Kış koşulları altında deprem bölgelerindeki barınma imkanlarının da bir an önce organize şekilde planlanması gerektiğini ifade eden Prof. Dr. Okyay, “Komşu illerde barınma şartları oluşturulmalı çünkü kış koşullarında çadırlar ve konteynerler bu kadar büyük bir nüfusa yetmeyecektir” diye belirtti.
‘Sağlık personeline çalışabilecekleri alan yaratılmalı’
Prof. Dr. Okyay, erken dönemde tetanos gibi aşıların da önem taşıyacağını ifade ederek sözlerine şu şekilde devam etti:
Çok hızlı bir şekilde sahra hastaneleri desteği gerekecektir. Sağlık personelinin desteği ile ilgili bölgede çok ciddi yara aldık ama TTB’nin, meslek örgütlerinin, uzmanlık derneklerinin destek talepleri var. Koordineli bir şekilde çalışılırsa sağlık personeli eksiği hızla tamamlanabilir. Hekim arkadaşlarımız görevlendirmeler için hazır durumda. Önemli olan sağlık personellerine çalışabilecekleri bir alan yaratmak. Bu da devletin yapabileceği bir şey.

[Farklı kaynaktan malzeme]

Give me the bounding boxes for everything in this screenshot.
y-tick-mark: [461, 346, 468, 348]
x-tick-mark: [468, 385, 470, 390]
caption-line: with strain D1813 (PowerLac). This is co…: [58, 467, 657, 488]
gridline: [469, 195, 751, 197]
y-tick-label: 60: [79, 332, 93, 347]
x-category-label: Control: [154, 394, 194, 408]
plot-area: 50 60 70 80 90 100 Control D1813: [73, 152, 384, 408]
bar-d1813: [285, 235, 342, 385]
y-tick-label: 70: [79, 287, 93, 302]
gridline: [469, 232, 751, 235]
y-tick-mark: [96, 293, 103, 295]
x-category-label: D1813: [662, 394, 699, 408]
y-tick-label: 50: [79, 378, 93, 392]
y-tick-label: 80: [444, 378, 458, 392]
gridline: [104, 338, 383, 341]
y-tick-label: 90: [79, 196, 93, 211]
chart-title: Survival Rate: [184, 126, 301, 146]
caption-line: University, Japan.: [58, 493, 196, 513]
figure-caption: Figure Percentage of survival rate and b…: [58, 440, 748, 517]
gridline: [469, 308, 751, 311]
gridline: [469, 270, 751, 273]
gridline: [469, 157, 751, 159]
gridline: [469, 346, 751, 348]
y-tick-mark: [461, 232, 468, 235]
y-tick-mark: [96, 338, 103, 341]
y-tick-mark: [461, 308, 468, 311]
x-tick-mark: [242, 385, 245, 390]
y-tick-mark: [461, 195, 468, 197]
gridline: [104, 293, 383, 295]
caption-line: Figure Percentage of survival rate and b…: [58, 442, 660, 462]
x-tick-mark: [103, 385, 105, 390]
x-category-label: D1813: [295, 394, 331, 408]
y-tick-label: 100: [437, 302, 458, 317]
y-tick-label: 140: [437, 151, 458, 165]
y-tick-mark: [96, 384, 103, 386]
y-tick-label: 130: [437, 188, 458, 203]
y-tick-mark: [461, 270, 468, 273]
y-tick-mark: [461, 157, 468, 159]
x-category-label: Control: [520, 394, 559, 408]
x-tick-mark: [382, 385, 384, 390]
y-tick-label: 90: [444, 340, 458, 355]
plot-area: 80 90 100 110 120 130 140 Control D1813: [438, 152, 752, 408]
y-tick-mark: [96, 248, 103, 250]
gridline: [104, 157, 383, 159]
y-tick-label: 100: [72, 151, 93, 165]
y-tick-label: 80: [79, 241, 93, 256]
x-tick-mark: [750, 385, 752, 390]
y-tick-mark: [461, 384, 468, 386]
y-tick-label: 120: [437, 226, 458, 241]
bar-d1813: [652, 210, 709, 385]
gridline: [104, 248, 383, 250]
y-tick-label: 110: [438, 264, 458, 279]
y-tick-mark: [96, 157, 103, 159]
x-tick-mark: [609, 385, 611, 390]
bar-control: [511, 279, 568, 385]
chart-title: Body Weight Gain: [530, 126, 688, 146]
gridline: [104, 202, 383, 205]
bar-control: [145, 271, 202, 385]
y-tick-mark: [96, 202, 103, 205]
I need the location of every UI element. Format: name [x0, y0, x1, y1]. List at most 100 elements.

‘Psikososyal destek ihmal edilmemesi gereken bir konu’
Deprem gibi büyük travma yaratacak afetlerde ruh sağlığının çok önemli bir konu olduğunun altını çizen Prof. Dr. Okyay, “Psikososyal desteğin en erken dönemde verilmesi çok önemli. Şu an akut öncelikler var bölgede ama bu desteklerin planlanması da bir an önce yapılmalı” diyerek şunları belirtti:
Ruh sağlığı destek ekiplerimiz, psikolog ve psikiyatr meslek örgütleri desteklenmeli. Bunlar yapılırken deprem bölgelerinde birçok farklı kültürden, yapıdan insan olduğu gözetilerek çalışmalar yapılmalı.

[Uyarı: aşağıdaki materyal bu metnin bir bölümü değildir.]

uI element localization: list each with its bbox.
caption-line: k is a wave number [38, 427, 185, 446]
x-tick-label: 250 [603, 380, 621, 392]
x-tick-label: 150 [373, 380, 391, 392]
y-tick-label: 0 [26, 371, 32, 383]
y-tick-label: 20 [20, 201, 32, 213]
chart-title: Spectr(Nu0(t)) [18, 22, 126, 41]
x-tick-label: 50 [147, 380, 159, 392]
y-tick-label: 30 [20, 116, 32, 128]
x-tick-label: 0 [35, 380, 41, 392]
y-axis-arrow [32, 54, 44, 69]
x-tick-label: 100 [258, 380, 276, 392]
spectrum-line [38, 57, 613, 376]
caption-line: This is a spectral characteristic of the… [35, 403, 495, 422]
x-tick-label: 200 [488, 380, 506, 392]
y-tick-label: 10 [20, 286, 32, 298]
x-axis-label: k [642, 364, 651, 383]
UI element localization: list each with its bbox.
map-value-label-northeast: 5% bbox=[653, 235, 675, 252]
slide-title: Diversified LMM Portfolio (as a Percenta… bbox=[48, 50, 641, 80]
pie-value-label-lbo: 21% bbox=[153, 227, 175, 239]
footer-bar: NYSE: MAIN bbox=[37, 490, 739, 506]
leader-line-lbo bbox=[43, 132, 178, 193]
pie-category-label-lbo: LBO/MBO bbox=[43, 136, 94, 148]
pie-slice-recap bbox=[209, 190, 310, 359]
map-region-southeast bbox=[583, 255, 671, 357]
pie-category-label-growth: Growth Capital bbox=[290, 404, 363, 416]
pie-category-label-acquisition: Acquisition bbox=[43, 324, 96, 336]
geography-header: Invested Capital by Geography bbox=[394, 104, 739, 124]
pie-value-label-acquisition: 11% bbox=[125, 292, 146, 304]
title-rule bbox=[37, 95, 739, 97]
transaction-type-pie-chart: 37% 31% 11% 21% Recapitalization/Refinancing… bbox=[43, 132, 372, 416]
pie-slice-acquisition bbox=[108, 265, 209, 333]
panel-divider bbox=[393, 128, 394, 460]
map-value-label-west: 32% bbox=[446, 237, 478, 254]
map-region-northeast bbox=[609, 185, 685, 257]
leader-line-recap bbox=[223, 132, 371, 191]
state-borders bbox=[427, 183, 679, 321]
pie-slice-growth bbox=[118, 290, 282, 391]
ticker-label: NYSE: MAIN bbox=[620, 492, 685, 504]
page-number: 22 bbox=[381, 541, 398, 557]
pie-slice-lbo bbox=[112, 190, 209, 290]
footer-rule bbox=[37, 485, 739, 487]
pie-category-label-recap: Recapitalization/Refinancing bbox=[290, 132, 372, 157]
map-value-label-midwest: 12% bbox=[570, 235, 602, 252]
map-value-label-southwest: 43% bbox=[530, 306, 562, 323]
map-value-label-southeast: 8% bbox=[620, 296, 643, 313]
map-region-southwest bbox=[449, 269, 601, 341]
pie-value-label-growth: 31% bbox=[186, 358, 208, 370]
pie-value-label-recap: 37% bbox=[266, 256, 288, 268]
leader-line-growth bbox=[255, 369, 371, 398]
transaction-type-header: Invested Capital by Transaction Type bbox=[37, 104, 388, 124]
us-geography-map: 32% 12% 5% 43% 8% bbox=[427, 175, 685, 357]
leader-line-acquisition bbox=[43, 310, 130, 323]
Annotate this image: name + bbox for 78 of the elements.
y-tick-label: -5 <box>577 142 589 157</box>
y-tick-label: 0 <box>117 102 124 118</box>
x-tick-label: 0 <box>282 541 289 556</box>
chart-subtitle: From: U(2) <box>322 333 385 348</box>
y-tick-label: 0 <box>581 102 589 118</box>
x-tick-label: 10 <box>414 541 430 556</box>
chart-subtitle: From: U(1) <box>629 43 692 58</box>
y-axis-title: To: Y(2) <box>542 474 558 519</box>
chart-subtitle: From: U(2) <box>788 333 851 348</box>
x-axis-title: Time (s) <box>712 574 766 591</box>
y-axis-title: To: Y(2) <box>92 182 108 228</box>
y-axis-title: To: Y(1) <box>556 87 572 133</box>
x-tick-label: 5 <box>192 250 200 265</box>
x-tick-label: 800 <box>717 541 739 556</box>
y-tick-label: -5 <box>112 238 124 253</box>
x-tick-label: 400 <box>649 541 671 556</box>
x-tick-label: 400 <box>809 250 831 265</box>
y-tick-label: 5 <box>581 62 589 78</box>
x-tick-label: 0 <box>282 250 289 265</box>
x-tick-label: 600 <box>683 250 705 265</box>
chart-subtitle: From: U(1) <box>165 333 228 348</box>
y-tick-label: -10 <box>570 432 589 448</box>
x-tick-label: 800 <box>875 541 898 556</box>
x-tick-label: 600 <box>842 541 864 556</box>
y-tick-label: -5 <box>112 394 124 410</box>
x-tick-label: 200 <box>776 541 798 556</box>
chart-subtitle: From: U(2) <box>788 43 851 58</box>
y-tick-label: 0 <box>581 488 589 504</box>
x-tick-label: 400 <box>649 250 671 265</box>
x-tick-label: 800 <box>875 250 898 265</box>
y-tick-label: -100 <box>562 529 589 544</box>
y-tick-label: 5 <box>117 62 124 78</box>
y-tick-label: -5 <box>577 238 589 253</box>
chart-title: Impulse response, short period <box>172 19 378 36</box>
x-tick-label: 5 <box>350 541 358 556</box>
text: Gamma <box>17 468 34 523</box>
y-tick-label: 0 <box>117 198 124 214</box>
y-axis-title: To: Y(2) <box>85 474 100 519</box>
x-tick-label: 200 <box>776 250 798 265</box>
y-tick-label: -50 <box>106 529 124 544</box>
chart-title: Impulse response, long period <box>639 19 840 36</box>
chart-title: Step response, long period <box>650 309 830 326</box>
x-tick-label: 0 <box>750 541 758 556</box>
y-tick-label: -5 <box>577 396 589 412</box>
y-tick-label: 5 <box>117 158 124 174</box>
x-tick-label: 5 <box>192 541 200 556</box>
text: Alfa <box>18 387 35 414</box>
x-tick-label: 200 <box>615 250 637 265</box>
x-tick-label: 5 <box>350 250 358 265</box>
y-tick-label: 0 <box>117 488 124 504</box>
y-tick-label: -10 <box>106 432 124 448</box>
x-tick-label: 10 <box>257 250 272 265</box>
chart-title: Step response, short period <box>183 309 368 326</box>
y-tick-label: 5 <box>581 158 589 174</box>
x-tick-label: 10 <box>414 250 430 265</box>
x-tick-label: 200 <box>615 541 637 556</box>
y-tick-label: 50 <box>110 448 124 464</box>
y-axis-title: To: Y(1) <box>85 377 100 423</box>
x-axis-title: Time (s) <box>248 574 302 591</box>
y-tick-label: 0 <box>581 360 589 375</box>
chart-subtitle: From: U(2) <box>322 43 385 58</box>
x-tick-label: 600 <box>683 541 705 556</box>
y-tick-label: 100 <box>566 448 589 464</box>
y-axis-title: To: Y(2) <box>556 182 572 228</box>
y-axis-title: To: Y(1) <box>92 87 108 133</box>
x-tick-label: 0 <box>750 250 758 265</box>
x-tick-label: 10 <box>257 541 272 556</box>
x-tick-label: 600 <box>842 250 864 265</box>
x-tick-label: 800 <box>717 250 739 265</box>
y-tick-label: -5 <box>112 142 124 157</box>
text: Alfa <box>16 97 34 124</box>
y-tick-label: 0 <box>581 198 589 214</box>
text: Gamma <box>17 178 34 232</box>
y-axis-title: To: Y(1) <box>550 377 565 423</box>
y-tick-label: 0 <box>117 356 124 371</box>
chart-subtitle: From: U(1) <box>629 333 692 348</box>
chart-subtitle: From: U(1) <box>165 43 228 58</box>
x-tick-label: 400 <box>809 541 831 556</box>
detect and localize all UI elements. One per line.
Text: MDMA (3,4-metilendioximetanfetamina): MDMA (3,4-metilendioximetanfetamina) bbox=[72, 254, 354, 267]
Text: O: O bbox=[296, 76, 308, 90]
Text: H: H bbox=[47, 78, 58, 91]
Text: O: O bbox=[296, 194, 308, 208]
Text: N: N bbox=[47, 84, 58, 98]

‘Salgın hastalık riski yok diyemeyiz’
Prof. Dr. Okyay, salgın hastalık riskine dair ise şunları kaydetti:
Şu an havaların soğuk olmasından dolayı salgın hastalık riski daha az. Fakat güvenli su ve hijyen koşullarının sağlanmaması halinde çok kritik bir duruma gelebiliriz. Bu sebeple risk yok diyemeyiz. Riski azaltmak için herkesin bölgeye su desteğini önceliklendirmesi çok önemli… Ayrıca ciddi kayıplar yaşandı. Ölenlerin kimliklerinin bir an önce tespit edilip usulünce gömülmeleri ya da soğuk ortamlarda saklanmaları gerekmektedir.
‘Kimse ötelenmeden, bütün yapılar hep beraber hareket etmeli’

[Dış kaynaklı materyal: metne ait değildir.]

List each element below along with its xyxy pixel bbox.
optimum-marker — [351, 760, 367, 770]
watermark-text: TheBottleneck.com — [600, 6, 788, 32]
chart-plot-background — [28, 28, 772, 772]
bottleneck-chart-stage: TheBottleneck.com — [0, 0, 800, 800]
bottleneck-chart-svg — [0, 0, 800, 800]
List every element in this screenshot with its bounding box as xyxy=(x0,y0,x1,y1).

Prof. Dr. Okyay, tüm kurumların kendi olanakları kapsamında hızlıca değerlendirmelerini yapmaları gerektiğini vurguladı:
Bir hükümetin tüm birleşenleri gibi ele alınmalı bu konu. Şu an koordinasyon ve işbirliği çok önemli. Yani kimseyi ötelemeden; meslek örgütlerini, sivil toplumu, devletin bütün bileşenlerini içine alacak bir koordinasyon olmalı. Bütün yapıların hep beraber hareket etmesi gerekiyor. Çünkü çok büyük çapta bir durumla karşı karşıyayız. Deprem bölgesi, dünyanın gördüğü en büyük deprem alanlarından birisi.